Gaza Students Prepare for Final Exams in Tents After Two Years Without Schools
With most educational facilities destroyed or unusable, hundreds of thousands of Palestinian students are studying in shelters and damaged buildings as Gaza’s national secondary exams approach.

Across the Gaza Strip, students are preparing for one of the most important exams of their lives without classrooms, textbooks or, in many cases, functioning schools.
The Tawjihi secondary school examinations — the final exams taken across the Palestinian territories and Jordan — are scheduled to begin on 20 June. But in Gaza, where war and displacement have devastated the education system, preparation for the exams now takes place inside tents, overcrowded shelters and partially destroyed buildings.
According to estimates from UNICEF, nearly all educational facilities in Gaza have either been severely damaged or rendered unusable. The agency says more than 90 percent of schools now require major reconstruction or complete rebuilding, while hundreds of buildings previously used for education have been converted into shelters for displaced civilians.
Roughly 658,000 school-age children have been out of formal in-person education for more than two consecutive years. Education officials inside Gaza say simply organizing the exams has become an enormous logistical challenge.
Mohammed Hamdan, director of education in central Gaza, said authorities are trying to secure the most basic conditions necessary for students to sit exams, including chairs, stationery and temporary examination spaces. He described the current circumstances as unlike anything education officials had experienced before, explaining that many students are attempting to study without textbooks, notes or stable learning environments.
The Palestinian Ministry of Education has also expanded exam registration this year to include students who missed previous graduation opportunities during the disrupted academic years of 2023, 2024 and 2025. Officials hope the move will help absorb the educational backlog created by nearly two years of conflict and displacement.
Teachers say the collapse of Gaza’s school infrastructure has forced education into improvised spaces that barely resemble classrooms.
Louay Ballour, a teacher in central Gaza, said lessons are now often conducted inside tents or temporary shelters, with students sitting on the ground during classes. He described the destruction of educational facilities as nearly total and said teachers are attempting to continue instruction with whatever resources remain available.
Educators also report growing psychological trauma among students, especially younger children. Teachers say many students struggle with concentration, anxiety and emotional distress after prolonged exposure to war, displacement and instability.
For students themselves, education has become inseparable from displacement.
Many families have been forced to move multiple times across Gaza, disrupting school attendance and separating students from teachers, classmates and study materials. Some students who once attended regular classes in northern Gaza are now trying to continue their education in central or southern parts of the territory after fleeing combat zones.

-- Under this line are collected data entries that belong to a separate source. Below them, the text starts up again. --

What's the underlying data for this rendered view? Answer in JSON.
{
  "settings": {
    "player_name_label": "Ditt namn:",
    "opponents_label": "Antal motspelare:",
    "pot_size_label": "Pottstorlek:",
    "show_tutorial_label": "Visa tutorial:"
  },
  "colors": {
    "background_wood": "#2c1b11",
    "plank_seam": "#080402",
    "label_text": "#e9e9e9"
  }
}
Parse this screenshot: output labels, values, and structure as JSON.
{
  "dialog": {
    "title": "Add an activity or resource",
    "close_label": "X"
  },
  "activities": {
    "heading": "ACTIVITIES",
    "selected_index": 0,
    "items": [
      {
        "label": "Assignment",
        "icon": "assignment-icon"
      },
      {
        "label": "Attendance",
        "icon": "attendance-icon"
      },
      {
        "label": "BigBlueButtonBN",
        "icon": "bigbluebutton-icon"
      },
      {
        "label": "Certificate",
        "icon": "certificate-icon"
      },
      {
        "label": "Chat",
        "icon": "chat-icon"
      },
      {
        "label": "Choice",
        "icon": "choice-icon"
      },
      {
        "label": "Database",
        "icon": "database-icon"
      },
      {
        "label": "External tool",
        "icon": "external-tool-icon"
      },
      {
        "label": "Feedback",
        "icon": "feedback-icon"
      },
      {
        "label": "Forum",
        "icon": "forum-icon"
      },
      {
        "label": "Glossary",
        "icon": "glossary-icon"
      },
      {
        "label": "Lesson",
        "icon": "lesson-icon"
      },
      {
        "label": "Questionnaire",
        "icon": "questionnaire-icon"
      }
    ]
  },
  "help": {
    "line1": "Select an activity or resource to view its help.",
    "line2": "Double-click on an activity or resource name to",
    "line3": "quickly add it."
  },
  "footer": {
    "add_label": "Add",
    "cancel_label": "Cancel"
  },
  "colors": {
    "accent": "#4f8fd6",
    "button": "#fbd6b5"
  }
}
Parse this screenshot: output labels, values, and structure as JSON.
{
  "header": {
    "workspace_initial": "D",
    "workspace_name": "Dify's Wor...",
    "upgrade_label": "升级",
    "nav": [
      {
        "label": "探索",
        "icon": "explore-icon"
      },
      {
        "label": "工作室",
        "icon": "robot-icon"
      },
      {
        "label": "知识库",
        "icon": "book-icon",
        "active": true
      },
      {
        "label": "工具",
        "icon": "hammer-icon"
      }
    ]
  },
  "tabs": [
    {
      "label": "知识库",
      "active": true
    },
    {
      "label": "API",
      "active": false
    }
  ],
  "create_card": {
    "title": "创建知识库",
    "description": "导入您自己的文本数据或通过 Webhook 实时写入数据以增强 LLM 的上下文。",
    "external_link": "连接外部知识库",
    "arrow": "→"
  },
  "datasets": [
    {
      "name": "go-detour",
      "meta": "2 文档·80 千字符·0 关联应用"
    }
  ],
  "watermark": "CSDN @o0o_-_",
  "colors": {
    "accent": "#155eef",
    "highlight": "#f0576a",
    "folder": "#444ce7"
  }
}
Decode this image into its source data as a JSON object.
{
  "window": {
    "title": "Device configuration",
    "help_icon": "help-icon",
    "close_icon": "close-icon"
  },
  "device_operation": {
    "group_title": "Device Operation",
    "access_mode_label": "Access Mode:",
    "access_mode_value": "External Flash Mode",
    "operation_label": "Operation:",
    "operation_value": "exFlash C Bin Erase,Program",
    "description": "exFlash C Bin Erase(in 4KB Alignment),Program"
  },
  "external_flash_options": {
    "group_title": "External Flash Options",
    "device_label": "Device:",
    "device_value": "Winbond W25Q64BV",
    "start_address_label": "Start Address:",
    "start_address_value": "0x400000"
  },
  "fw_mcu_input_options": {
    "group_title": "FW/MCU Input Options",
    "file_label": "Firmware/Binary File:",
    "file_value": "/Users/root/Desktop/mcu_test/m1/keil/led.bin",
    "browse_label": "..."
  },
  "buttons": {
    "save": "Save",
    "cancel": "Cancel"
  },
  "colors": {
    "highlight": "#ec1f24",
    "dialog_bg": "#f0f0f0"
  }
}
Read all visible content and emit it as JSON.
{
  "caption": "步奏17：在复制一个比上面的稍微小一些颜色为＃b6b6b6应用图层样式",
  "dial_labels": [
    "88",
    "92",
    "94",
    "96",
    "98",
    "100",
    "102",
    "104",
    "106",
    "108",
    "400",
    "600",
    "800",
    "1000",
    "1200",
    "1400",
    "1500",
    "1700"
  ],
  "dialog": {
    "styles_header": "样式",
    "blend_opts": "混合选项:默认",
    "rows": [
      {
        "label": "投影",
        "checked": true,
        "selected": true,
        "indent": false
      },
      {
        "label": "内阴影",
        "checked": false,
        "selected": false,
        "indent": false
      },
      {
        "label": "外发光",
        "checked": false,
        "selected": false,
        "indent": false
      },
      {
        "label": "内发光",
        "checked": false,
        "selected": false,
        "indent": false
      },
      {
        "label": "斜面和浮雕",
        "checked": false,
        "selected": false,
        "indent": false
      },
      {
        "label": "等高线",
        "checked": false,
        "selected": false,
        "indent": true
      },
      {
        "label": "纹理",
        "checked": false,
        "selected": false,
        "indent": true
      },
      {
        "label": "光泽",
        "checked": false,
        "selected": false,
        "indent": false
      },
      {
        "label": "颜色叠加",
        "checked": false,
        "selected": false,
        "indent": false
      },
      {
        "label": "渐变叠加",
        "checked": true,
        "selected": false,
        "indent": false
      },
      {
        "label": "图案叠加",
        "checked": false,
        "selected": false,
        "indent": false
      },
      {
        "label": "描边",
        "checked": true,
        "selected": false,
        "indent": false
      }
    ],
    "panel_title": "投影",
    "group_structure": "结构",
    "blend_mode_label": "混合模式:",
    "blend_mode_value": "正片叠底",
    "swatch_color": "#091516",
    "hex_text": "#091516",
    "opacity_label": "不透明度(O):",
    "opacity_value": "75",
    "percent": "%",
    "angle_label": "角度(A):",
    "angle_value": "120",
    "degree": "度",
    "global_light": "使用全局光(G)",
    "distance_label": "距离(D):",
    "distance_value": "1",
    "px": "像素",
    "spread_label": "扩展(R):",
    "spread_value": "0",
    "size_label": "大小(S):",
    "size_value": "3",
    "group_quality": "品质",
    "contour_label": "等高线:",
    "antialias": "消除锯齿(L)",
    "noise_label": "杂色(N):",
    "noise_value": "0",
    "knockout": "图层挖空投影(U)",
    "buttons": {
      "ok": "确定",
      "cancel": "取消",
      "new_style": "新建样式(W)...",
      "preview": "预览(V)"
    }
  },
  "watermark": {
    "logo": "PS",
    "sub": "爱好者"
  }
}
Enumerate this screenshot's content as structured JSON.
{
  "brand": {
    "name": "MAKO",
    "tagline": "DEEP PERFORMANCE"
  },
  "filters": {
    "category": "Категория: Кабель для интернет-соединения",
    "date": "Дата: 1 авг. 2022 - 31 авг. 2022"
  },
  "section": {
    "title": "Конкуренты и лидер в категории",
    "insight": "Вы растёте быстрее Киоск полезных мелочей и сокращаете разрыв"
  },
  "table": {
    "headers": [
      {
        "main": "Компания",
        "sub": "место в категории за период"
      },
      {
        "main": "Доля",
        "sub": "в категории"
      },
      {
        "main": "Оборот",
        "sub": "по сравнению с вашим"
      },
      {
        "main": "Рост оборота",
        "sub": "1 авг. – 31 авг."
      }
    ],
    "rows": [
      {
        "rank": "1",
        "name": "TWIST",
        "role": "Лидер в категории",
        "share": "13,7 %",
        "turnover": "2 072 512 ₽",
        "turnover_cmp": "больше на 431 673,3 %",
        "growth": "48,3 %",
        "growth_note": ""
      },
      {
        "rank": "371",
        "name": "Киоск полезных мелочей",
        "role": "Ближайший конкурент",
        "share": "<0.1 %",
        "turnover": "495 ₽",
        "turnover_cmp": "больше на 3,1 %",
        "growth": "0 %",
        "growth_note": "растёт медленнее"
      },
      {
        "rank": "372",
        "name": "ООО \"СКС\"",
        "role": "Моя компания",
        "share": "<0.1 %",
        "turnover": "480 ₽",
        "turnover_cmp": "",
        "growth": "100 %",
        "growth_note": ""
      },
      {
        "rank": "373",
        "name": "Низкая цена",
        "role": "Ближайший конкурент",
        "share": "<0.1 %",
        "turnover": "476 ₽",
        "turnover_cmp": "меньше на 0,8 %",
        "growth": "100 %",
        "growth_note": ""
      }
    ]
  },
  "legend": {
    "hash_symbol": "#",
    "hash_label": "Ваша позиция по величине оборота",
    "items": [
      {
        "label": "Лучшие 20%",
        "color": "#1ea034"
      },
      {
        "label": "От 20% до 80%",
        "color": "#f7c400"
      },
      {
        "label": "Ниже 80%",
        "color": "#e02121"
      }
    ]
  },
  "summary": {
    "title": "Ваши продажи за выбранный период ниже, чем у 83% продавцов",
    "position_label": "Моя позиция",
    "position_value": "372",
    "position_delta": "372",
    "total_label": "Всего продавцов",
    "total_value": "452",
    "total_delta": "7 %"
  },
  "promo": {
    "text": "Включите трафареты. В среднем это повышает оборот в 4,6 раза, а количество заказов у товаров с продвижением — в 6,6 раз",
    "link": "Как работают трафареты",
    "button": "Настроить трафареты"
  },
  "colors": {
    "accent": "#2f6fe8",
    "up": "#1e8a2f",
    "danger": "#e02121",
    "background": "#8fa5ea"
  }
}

Mohammed Kamal, originally from Jabalia in northern Gaza, said daily school life before the war had followed a normal structure, with regular schedules and full lessons. Now, he said, students often receive only a few classes a day under far more difficult conditions.
Another student, Hassan al-Sawafiri, said many young people feel they are trying to recover years of lost education while living through continuing instability.
The strain on Gaza’s education system has been intensified by the heavy toll on teachers and academic staff. According to figures previously cited by United Nations Office for the Coordination of Humanitarian Affairs, hundreds of teachers had already been killed during the conflict by mid-2024, with casualties continuing afterward.
A later assessment by UNESCO found that more than 1,100 university staff members had reportedly been killed, injured or detained since the war began in October 2023. UNICEF has also stated that nearly all university buildings in Gaza have suffered either partial or complete destruction.
The educational collapse now stretches far beyond damaged buildings. Aid agencies warn that the longer children remain disconnected from stable schooling, the harder it becomes to prevent long-term social, economic and psychological consequences.
At the same time, the effort to hold exams under such conditions has taken on symbolic importance for many families and educators inside Gaza. In a territory where normal life has largely disappeared, simply sitting an exam has become an act of persistence.
For students revising lessons under canvas roofs while surrounded by displacement camps and ruins, education is no longer only about grades or graduation. It is also about holding onto some version of a future — even when the classroom walls no longer exist.